I redrew the run chart to show only the past 11 years as shown in Figure 2. Mark traced the gradual rise from approximately 75% to 90% and grew excited. He wanted to check out different theories to explain it.
"First," I said, "let’s rule out the possibility of statistical noise. If that is really what’s going on, we may be chasing a ghost. The trend, if real, appears to follow a basic linear pattern."
I fitted a linear regression using the data-analysis toolkit in Microsoft Excel. The independent variable was the year, and the dependent variable was the success rate. The results appear in Table 2. There is strong evidence of a real linear trend.
A byproduct of testing for the linear trend is the predicted values for the success rate. The differences between the actual and predicted rates—the residuals—offer grist for additional checks on what may be driving the data over time.
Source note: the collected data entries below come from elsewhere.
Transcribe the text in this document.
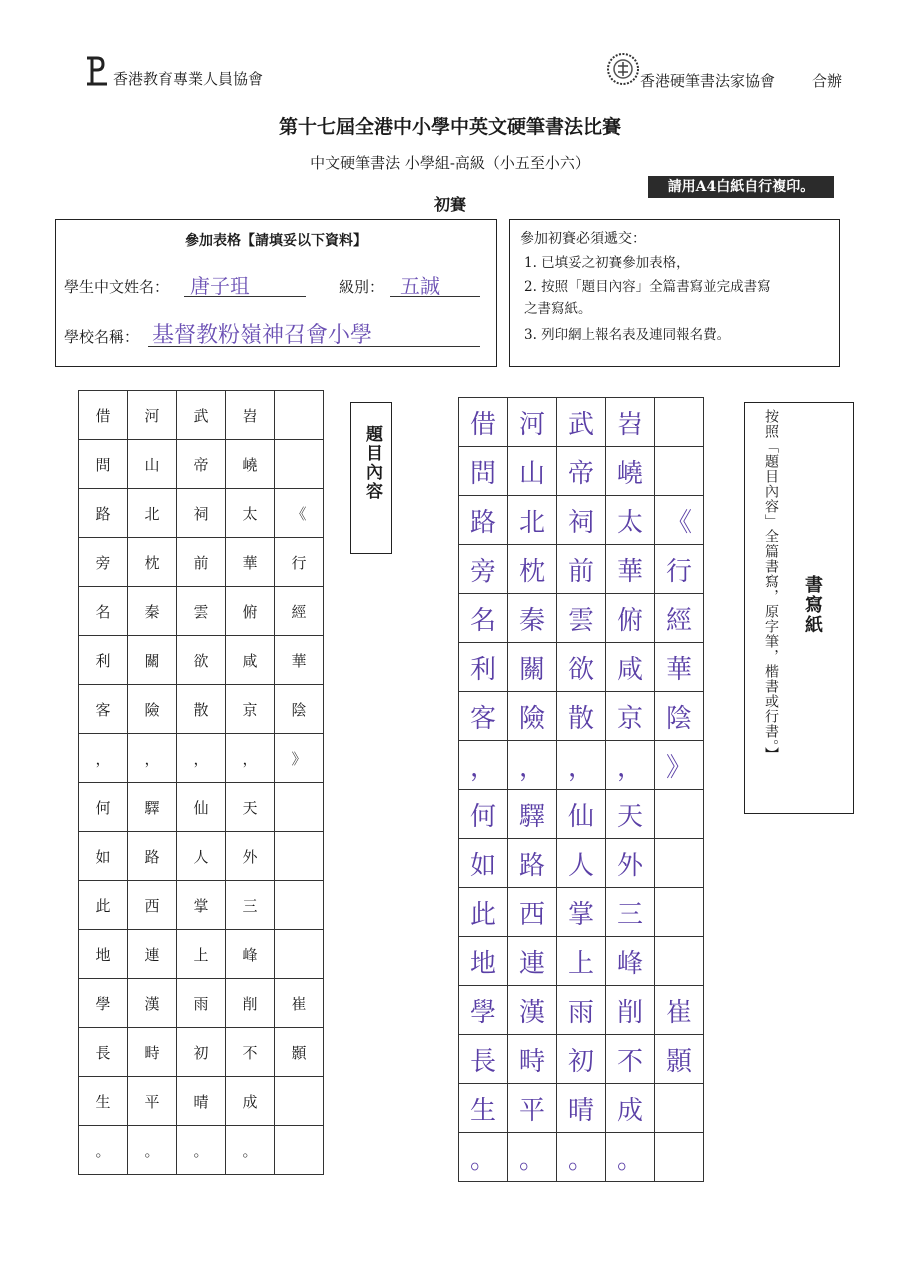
香港教育專業人員協會	香港硬筆書法家協會 合辦
第十七屆全港中小學中英文硬筆書法比賽
中文硬筆書法 小學組-高級（小五至小六）
請用A4白紙自行複印。
初賽
參加表格【請填妥以下資料】
學生中文姓名： 唐子珇	級別： 五誠
學校名稱： 基督教粉嶺神召會小學
參加初賽必須遞交：
1. 已填妥之初賽參加表格，
2. 按照「題目內容」全篇書寫並完成書寫
之書寫紙。
3. 列印網上報名表及連同報名費。
借	河	武	岧	
問	山	帝	嶢	
路	北	祠	太	《
旁	枕	前	華	行
名	秦	雲	俯	經
利	關	欲	咸	華
客	險	散	京	陰
，	，	，	，	》
何	驛	仙	天	
如	路	人	外	
此	西	掌	三	
地	連	上	峰	
學	漢	雨	削	崔
長	畤	初	不	顥
生	平	晴	成	
。	。	。	。	
題目內容
借	河	武	岧	
問	山	帝	嶢	
路	北	祠	太	《
旁	枕	前	華	行
名	秦	雲	俯	經
利	關	欲	咸	華
客	險	散	京	陰
，	，	，	，	》
何	驛	仙	天	
如	路	人	外	
此	西	掌	三	
地	連	上	峰	
學	漢	雨	削	崔
長	畤	初	不	顥
生	平	晴	成	
。	。	。	。	
按照「題目內容」全篇書寫，原字筆，楷書或行書。】 書寫紙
These are in the form of the moving range and individual control charts in Figures 3 and 4.1 They do not suggest anything more complicated than that a linear trend is necessary to account for the change in the success rate over time.
"Now we can propose and think about testing different theories to account for the rising trend over time," I said. "Have there been any changes to the internal policies and procedures for computing the success rate since that incident following the merger?"
"I don’t think so, but I will verify that before doing anything else," Mark promised.
If the success rate is still computed the same way, there are various theories that could explain a rising trend in the success rate over time:
- The company’s ability to design marketing plans has improved.
- The company’s ability hasn’t changed, but its particular products are more popular.
- The company’s products are just as popular, but the competition has become weaker.
- Steady economic growth has raised the demand for all like products in the market.
Mark and I adjourned our first meeting so he could do his promised research and come back with his own theories, which we could figure out how to test later. He carried with him some questions that would help anyone trying to make sense of data:
- Why are the data important?
- Who produces the data?
- What secondary purposes or audiences does the data serve?
- How are the data produced?
- How has the production method changed over time?
- How are the data preserved? For how long and under what conditions?
- How well are data creation and storage documented?
- Are there any simple graphical approaches that can be applied first? Which ones?
- What underlying trends do the graphical approaches suggest? Can these be verified?
- Once trends are verified, what are the major theories that could account for them?
Reference and Note
- Moving range and individuals control charts are treated in Douglas C. Montgomery’s Introduction to Statistical Quality Control, sixth edition, John Wiley, 1996. The random-looking trace on both charts is evidence the linear trend is sufficient to explain the behavior of the success rate over time.
Joseph D. Conklin is a mathematical statistician at the U.S. Department of Energy in Washington, D.C. He earned a master’s degree in statistics from Virginia Tech and is a senior member of ASQ. Conklin is also an ASQ-certified quality manager, quality engineer, quality auditor and reliability engineer.